她猛地坐起身,大口喘气,手指下意识地摸向脖颈。
皮肤光滑,没有伤痕,什么都没有。
可那双手掌的触感太真实了,粗粝的指腹、带着薄茧的虎口、逐渐收紧时骨节发出的细微咔嚓声。
她低头看着自己的手。
十指纤细,指节圆润,指甲修剪得整整齐齐,干干净净。这不是那双在泥地里抠出血痕的手,也不是那双在雨夜里拍打一扇永远不会打开的门的手。
这是十七岁的温弥的手。
她花了三天才接受这件事。
三天里她没出过宿舍门,室友以为她生病了,帮她请了假。
她一个人躺在床上,把上一世最后那几个月像放电影一样过了一遍又一遍。
张桂源的手,张函瑞的笑,左奇函沉默转身的背影,杨博文拍着她的脸说“你不会真以为有人喜欢你吧”,还有王橹杰门缝里那句“对不起,会影响我的前途”。
那五个人,共同把她推向了那个冬天。
最后她死了。
现在她醒了。在荆棘冠学院女生宿舍302室的上铺,时间倒退了三年,一切完好无损,连她手腕上那道最深的口子都消失了。
……
第四天早上,温弥从上铺爬下来,对着镜子扎了一个马尾,换了干净的校服衬衫,推开了宿舍门。

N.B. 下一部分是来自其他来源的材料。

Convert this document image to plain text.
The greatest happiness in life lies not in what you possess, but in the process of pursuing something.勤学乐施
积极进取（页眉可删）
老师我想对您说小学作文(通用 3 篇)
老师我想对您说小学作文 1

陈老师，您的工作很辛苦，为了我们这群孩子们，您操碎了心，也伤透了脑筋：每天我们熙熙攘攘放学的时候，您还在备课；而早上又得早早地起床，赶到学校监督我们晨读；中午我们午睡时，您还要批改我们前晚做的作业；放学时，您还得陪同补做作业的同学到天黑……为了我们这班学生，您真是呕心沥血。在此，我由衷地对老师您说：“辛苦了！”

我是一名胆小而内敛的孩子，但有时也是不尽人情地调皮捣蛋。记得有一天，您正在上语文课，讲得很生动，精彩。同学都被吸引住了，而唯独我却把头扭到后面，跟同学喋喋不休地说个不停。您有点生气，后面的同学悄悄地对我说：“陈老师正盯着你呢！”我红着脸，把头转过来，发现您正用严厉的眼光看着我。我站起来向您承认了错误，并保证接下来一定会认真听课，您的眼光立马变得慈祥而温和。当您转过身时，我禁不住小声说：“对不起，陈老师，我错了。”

走廊里有人在跑,有人在笑,有女生叽叽喳喳地讨论昨晚的数学测验太难了。
阳光从走廊尽头的窗户灌进来,暖烘烘地铺了一地。温弥眯了眯眼,觉得有点刺目。
她慢慢往教学楼走。
荆棘冠学院的校园很大,从女生宿舍到主教学楼要穿过一片梧桐大道,秋天的时候满地金黄,踩着会沙沙响。

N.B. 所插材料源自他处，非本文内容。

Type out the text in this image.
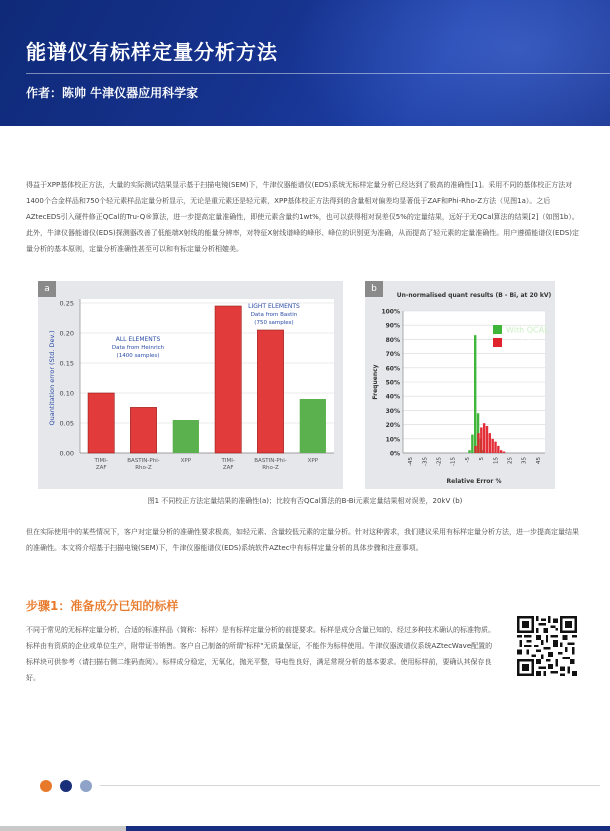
能谱仪有标样定量分析方法
作者：陈帅 牛津仪器应用科学家

得益于XPP基体校正方法，大量的实际测试结果显示基于扫描电镜(SEM)下，牛津仪器能谱仪(EDS)系统无标样定量分析已经达到了极高的准确性[1]。采用不同的基体校正方法对1400个合金样品和750个轻元素样品定量分析显示，无论是重元素还是轻元素，XPP基体校正方法得到的含量相对偏差均显著低于ZAF和Phi-Rho-Z方法（见图1a）。之后AZtecEDS引入硬件修正QCal的Tru-Q®算法，进一步提高定量准确性，即使元素含量约1wt%，也可以获得相对误差仅5%的定量结果，远好于无QCal算法的结果[2]（如图1b）。此外，牛津仪器能谱仪(EDS)探测器改善了低能端X射线的能量分辨率，对特征X射线谱峰的峰形、峰位的识别更为准确，从而提高了轻元素的定量准确性。用户遵循能谱仪(EDS)定量分析的基本原则，定量分析准确性甚至可以和有标定量分析相媲美。

a
0.00
0.05
0.10
0.15
0.20
0.25
TIMI-
ZAF
BASTIN-Phi-
Rho-Z
XPP	TIMI-
ZAF
BASTIN-Phi-
Rho-Z
XPP
ALL ELEMENTS
Data from Heinrich
(1400 samples)
LIGHT ELEMENTS
Data from Bastin
(750 samples)
Quantitation error (Std. Dev.)
b
Un-normalised quant results (B - Bi, at 20 kV)
0%
10%
20%
30%
40%
50%
60%
70%
80%
90%
100%
-45 -35 -25 -15 -5 5 15 25 35 45
Relative Error %
Frequency
With QCAL
No QCAL
图1 不同校正方法定量结果的准确性(a)；比较有否QCal算法的B-Bi元素定量结果相对误差，20kV (b)

但在实际使用中的某些情况下，客户对定量分析的准确性要求极高，如轻元素、含量较低元素的定量分析。针对这种需求，我们建议采用有标样定量分析方法，进一步提高定量结果的准确性。本文将介绍基于扫描电镜(SEM)下，牛津仪器能谱仪(EDS)系统软件AZtec中有标样定量分析的具体步骤和注意事项。

步骤1：准备成分已知的标样

不同于常见的无标样定量分析，合适的标准样品（简称：标样）是有标样定量分析的前提要求。标样是成分含量已知的、经过多种技术确认的标准物质。标样由有资质的企业或单位生产，附带证书销售。客户自己制备的所谓"标样"无质量保证，不能作为标样使用。牛津仪器波谱仪系统AZtecWave配置的标样块可供参考（请扫描右侧二维码查阅）。标样成分稳定，无氧化，抛光平整，导电性良好，满足常规分析的基本要求。使用标样前，要确认其保存良好。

现在还是初秋,叶子刚染了一点黄边,风一吹就簌簌地抖。
去年冬天她经过这里时被张函瑞叫住,他递给她一杯热可可,笑着说“天冷,暖暖手”。
那时候她以为那是善意。
温弥收回视线,加快了脚步。
主教学楼门口的公告栏前围了一圈人。温弥本来没打算停留,但人群里传来一个名字,她的脚步顿住了。
“张函瑞这次又拿了第一,真服了,他是不是人啊。”
“人家祖传的音乐天赋,你比什么比。”
“哎你们听说了吗,他要在这个月的迎新晚会上弹一首原创曲子,叫《冬鸢》。”
“冬鸢?冬天放风筝?什么怪名字。”
温弥站在人群外围,睫毛轻轻颤了一下。
《冬鸢》。
上一世,张函瑞在那场迎新晚会上弹的就是这首。
当时她坐在台下第三排,被他精致的侧脸和流畅的指法迷得移不开眼。后来她问过他为什么叫这个名字,他说:“冬天没有风筝,所以这个名字的意思是,在做一件不可能的事。”
他说这话的时候在看她,眼里有温柔的光。她当时以为那是对她说的。
后来她才知道,《冬鸢》是写给另一个女生的。
那个女生是张函瑞的初恋,死在一场意外里,而温弥从头到尾只是一个“长得有点像她”的替代品。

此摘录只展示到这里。